Anne Steinemann grew up in the Clairemont neighborhood of San Diego and is now a university Engineering professor in Australia. Jimmy Kelley grew up in Yucca Valley and has been on death row at San Quentin State Prison for 13 years.

They have been corresponding and talking on the phone every week for the past 10 years, as part of the pen pal program organized by the diocese’s Office for Life, Peace and Justice.

Their friendship has grown to a larger ministry within the prison walls. Kelley lets her know of inmates on death row who might need food or clothing. She arranges for packages to be sent to them from her home in Townsville, a city on Australia’s northeastern coast.

Kelley, who is 55 years old, explained that the packages offer an invaluable opportunity.

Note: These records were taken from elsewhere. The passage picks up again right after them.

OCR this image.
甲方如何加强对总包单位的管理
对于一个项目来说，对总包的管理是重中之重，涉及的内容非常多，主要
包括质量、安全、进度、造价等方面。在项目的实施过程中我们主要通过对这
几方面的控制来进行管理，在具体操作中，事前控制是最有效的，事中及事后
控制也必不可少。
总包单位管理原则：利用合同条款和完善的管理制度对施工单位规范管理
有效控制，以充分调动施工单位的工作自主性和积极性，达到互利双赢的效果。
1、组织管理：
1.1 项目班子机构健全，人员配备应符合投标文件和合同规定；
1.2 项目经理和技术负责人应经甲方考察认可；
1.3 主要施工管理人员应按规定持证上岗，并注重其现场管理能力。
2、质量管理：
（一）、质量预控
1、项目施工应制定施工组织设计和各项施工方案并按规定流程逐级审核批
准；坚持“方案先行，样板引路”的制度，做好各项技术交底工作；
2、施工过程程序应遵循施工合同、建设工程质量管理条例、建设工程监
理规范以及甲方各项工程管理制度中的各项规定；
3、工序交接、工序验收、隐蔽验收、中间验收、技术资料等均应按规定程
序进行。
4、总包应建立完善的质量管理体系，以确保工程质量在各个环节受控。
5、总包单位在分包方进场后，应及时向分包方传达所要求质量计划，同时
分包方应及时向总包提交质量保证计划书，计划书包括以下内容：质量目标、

“When I come along, and offer someone in need a package, they wonder, ‘What’s the catch? What do you want out of it?’ and I say, ‘I don’t want anything; this is from God through Anne. She wants you to know that you are loved, and that you are not forgotten,’” he recalled in one of their conversations. “It blows them away. And that gives me an opportunity to witness. I have someone who is more receptive.”

He talks with each man about the love of God and Jesus Christ, as well as his own journey of faith and conversion.

She said that Kelley is able to connect with these men.

“He has street credibility,” she said. “He was the toughest of the tough, and he got off that path of violence and onto the path of peace….”

For more information on the diocese’s pen-pal program, please email Alyssa Castillo at Corpus Christi Parish at alyssa@corpuschristicatholic.org.

Southern Cross Editor’s Note: Anne Steinemann wrote this story in collaboration with Jimmy Kelley, an inmate at San Quentin State Prison, who spoke to her by phone. She submitted the story to The Southern Cross.

Cal Catholic note: Kelley was sentenced to death after triple murder in 2004.